Viviam num cesto de vime, porque ali o amor era mais quentinho. Viviam num cesto de vime, porque não cabiam mais noutro lugar. Viviam juntos num cesto de vime para não lembrar o que fora, do cesto de vime, aconteceu.
O mundo não precisava mais das suas velhices, então os descartou. Assim como se descarta cestos velhos de vime.

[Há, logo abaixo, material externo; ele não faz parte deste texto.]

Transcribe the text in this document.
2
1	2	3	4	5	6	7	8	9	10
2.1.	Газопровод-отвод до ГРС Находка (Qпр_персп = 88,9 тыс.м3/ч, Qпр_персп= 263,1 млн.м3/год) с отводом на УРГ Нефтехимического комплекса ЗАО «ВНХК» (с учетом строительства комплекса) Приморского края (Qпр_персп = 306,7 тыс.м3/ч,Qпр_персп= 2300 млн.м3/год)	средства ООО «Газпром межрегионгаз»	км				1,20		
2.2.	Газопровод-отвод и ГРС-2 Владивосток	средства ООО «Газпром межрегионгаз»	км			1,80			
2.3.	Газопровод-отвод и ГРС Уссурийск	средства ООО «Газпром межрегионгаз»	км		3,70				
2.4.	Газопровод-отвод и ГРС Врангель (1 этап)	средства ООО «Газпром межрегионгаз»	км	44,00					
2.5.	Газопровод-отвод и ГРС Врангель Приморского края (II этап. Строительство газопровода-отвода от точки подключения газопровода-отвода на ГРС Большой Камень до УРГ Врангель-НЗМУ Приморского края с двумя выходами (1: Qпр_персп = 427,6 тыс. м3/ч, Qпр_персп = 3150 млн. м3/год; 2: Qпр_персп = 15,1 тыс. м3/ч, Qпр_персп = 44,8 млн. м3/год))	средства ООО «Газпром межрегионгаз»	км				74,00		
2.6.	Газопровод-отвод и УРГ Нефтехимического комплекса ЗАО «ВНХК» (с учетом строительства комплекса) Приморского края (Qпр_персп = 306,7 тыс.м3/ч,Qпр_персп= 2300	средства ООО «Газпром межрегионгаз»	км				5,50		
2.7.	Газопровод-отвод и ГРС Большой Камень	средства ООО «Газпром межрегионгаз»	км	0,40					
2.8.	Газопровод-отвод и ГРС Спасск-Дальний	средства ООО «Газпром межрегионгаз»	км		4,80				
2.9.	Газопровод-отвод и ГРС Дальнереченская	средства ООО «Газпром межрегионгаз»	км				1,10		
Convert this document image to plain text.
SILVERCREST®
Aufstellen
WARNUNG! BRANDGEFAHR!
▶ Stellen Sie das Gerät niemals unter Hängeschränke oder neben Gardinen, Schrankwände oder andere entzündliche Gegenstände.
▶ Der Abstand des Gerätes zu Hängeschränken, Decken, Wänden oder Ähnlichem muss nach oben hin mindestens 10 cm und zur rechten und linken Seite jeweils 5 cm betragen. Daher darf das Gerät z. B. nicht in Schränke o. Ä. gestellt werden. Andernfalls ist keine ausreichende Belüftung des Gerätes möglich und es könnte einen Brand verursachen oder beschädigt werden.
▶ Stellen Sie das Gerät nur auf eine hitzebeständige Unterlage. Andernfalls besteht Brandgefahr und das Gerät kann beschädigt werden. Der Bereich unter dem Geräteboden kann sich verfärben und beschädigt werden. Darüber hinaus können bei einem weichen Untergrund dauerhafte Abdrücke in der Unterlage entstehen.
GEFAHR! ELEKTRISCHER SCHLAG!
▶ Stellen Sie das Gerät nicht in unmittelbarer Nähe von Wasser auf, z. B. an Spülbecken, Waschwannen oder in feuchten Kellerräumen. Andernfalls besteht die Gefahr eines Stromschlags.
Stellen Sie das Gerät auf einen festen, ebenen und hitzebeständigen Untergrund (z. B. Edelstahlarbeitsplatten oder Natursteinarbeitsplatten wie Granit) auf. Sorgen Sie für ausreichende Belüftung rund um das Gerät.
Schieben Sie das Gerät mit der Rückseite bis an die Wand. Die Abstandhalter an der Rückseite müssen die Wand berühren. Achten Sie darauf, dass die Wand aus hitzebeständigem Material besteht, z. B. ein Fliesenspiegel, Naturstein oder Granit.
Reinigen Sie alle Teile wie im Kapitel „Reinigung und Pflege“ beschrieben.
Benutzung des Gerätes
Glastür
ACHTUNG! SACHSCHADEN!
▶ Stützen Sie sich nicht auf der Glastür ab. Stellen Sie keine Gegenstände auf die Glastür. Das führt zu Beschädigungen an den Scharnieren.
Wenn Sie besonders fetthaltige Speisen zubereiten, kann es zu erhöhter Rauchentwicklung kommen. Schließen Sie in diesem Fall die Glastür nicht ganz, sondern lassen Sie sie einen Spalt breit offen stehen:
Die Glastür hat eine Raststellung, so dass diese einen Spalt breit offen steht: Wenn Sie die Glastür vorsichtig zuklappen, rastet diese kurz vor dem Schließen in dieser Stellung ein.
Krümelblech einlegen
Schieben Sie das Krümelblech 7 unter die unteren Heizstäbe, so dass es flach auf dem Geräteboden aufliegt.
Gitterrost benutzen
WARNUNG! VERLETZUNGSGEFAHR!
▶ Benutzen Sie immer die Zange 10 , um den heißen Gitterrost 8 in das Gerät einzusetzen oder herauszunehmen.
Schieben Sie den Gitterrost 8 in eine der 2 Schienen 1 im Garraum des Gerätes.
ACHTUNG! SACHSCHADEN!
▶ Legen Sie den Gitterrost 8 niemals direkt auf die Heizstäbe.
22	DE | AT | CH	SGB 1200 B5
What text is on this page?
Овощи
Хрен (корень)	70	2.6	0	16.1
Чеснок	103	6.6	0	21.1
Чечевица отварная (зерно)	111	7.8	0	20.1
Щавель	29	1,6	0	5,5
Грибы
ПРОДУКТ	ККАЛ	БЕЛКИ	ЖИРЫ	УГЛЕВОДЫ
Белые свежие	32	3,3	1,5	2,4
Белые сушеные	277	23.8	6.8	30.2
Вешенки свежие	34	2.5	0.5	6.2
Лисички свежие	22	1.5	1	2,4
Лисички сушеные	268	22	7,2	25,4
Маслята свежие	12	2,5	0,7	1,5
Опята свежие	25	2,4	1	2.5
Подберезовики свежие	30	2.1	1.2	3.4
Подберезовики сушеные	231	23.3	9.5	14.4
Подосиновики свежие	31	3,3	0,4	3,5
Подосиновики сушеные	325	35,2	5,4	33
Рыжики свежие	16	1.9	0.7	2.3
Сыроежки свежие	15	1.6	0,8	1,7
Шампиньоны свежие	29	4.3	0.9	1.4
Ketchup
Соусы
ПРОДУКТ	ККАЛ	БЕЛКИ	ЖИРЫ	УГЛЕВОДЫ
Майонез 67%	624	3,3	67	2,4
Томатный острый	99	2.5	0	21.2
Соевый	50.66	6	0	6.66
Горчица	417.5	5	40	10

O cesto tinha rodinhas. Enquanto ela dormia, ele, certo do seu amor, saia de dentro e empurrava para algum lugar bonito. Assim, quando ela acordava ele dizia:
- seu sonho nos transporta.
O cesto tinha rodinhas. Enquanto ele dormia, ela, certa de seu amor, saia de dentro e empurrava para outros lugares. Assim, quando ele acordava ela dizia:
- seu sonho nos faz viajar.
O que os dois não sabiam é que cada um, na verdade, empurrava o cesto, enquanto o outro dormia, pois era chegada a hora do caminhão do lixo passar. Mas só o cesto, fiel confidente, sabia desses segredos.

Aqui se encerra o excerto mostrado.